Protecting Your Business During Supply Chain Disruptions From Natural Disasters

Protecting Your Business During Supply Chain Disruptions From Natural Disasters

October 23, 2017

Natural disasters have impact on a local, regional, and often national level. Some impacts may be international in scope. The alcohol industry is often susceptible to impacts on all of these levels with a major natural disaster such as the hurricanes we’ve seen so far this year.

We’ve seen what happens when disasters like Hurricane Harvey occur and how industry members like Anheiser Busch step in to help. But the other side of the coin is the impact that hurricanes, and other disasters, have on the industry as a whole.

The alcohol industry is very much dependent on supply chain movements. From production to retail, there are many links in that chain and breaking any one of them spells a loss of the chain and disruptions down the line from the breaking point. Alcohol has six major links in any given supply chain:

Raw Materials Suppliers Manufacturers/Producers Wholesale/Distributors Logistics Retail Customers/Consumers

The raw materials can be affected by natural disasters. When storms hit, drought comes, or other things affect the growing of the feed stocks used to make alcohol, things get more expensive as supply becomes restricted. Suppliers can lose stock when disasters hit if grains or other stores are affected by natural disasters. Manufacturers and producers lose their link when supplies cannot be delivered or product cannot be made due to damages from storms. Wholesalers thus don’t receive their product or have product destroyed in natural disasters. Logistics break down at any point in the chain, preventing goods from moving from their raw state all the way through to consumers. Consumers being disrupted by storms often cut back on purchases or demand because priorities change.

All of these things can be links that break in the chain. Some or all of them are affected by natural disasters at any given time. These chains can link communities, regions, states, nations, and even many nations on a local or global scale.

To prevent losses during a natural disaster, those in the alcohol industry have several options, depending on their place in the chain. Producers of raw materials can mitigate with insurance, crop planning, and storage options.

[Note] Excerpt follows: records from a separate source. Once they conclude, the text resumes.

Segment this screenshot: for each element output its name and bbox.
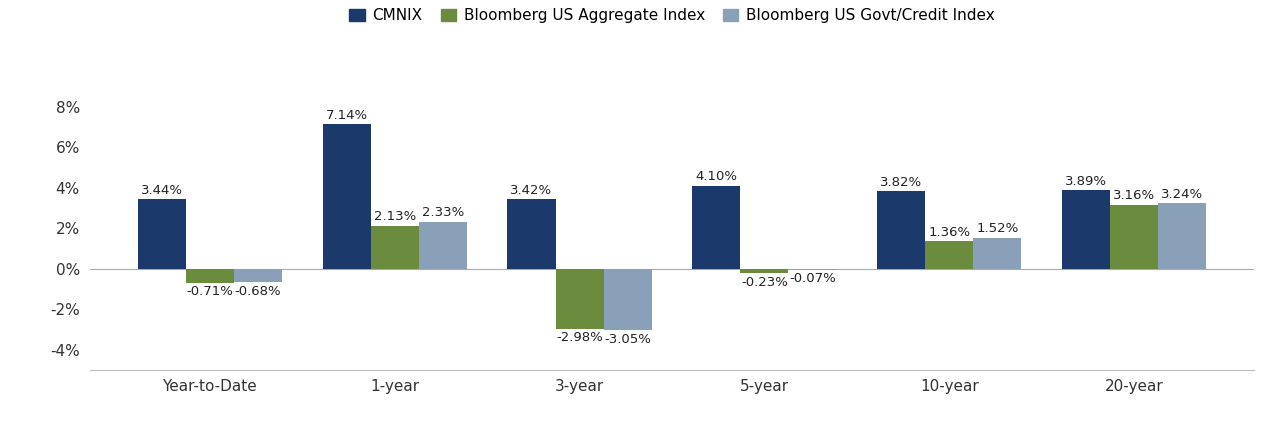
Text: 1.36%: 1.36% <box>928 226 970 239</box>
Text: 3.89%: 3.89% <box>1065 175 1107 187</box>
Bar <box>419 221 467 269</box>
Text: -3.05%: -3.05% <box>604 333 652 346</box>
Bar <box>973 238 1021 269</box>
Bar <box>323 124 371 269</box>
Bar <box>604 269 652 330</box>
Text: 1.52%: 1.52% <box>977 222 1019 235</box>
Text: 4.10%: 4.10% <box>695 170 737 183</box>
Bar <box>1110 205 1158 269</box>
Text: 7.14%: 7.14% <box>325 109 367 122</box>
Bar <box>138 199 186 269</box>
Text: 3.42%: 3.42% <box>511 184 553 197</box>
Bar <box>234 269 282 282</box>
Bar <box>507 199 556 269</box>
Text: -2.98%: -2.98% <box>557 332 603 344</box>
Text: -0.68%: -0.68% <box>234 285 282 298</box>
Bar <box>925 241 973 269</box>
Bar <box>692 186 740 269</box>
Text: -0.07%: -0.07% <box>790 272 836 286</box>
Bar <box>877 191 925 269</box>
Text: 3.82%: 3.82% <box>881 176 923 189</box>
Bar <box>788 269 837 270</box>
Legend: CMNIX, Bloomberg US Aggregate Index, Bloomberg US Govt/Credit Index: CMNIX, Bloomberg US Aggregate Index, Blo… <box>343 2 1001 29</box>
Text: 3.44%: 3.44% <box>141 184 183 197</box>
Bar <box>740 269 788 273</box>
Bar <box>1062 190 1110 269</box>
Text: -0.23%: -0.23% <box>741 276 788 289</box>
Text: 3.16%: 3.16% <box>1114 189 1156 202</box>
Text: -0.71%: -0.71% <box>187 286 233 298</box>
Bar <box>186 269 234 283</box>
Bar <box>1158 203 1206 269</box>
Text: 2.33%: 2.33% <box>421 206 463 219</box>
Text: 3.24%: 3.24% <box>1161 188 1203 201</box>
Text: 2.13%: 2.13% <box>374 210 416 223</box>
Bar <box>556 269 604 329</box>
Bar <box>371 226 419 269</box>
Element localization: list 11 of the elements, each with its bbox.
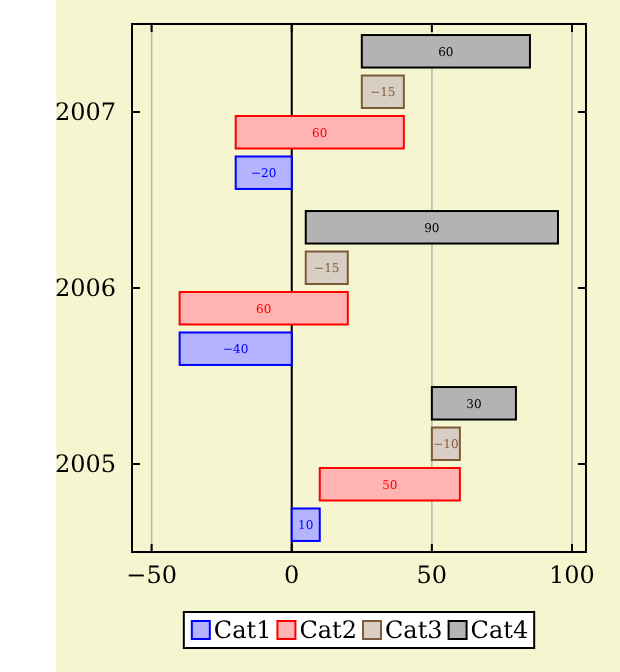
x-tick-label: 0 bbox=[284, 561, 300, 590]
x-tick-label: 100 bbox=[549, 561, 595, 590]
y-tick-label: 2007 bbox=[54, 97, 116, 126]
legend-label: Cat1 bbox=[213, 616, 272, 644]
legend-label: Cat4 bbox=[470, 616, 529, 644]
y-tick-label: 2005 bbox=[54, 449, 116, 478]
legend-label: Cat3 bbox=[385, 616, 443, 644]
y-tick-label: 2006 bbox=[54, 273, 116, 302]
x-tick-label: −50 bbox=[126, 561, 177, 590]
legend-label: Cat2 bbox=[299, 616, 357, 644]
x-tick-label: 50 bbox=[416, 561, 448, 590]
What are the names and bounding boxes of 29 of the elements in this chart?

Suppliers can change storage and utilize insurance coverages.

Manufactures and producers can “lock down” during disasters to both keep employees safe and to safeguard product already in production as well as materials stored on-site for use - the latter by pausing supply when a natural disaster is known to be coming. Wholesale distributors can move product or utilize best practices in storage to keep that product from harm. Logistics suppliers can pause, reroute, or issue emergency call-backs for product en route when a disaster strikes. Finally, making sound financial decisions for the longer-term can mitigate the losses that come post-disaster when consumer demand may be lower for a time.

No matter your position in the alcohol industry’s chain, you can work to solidify your link in the chain against disaster and save both your business and the industry serious calamity.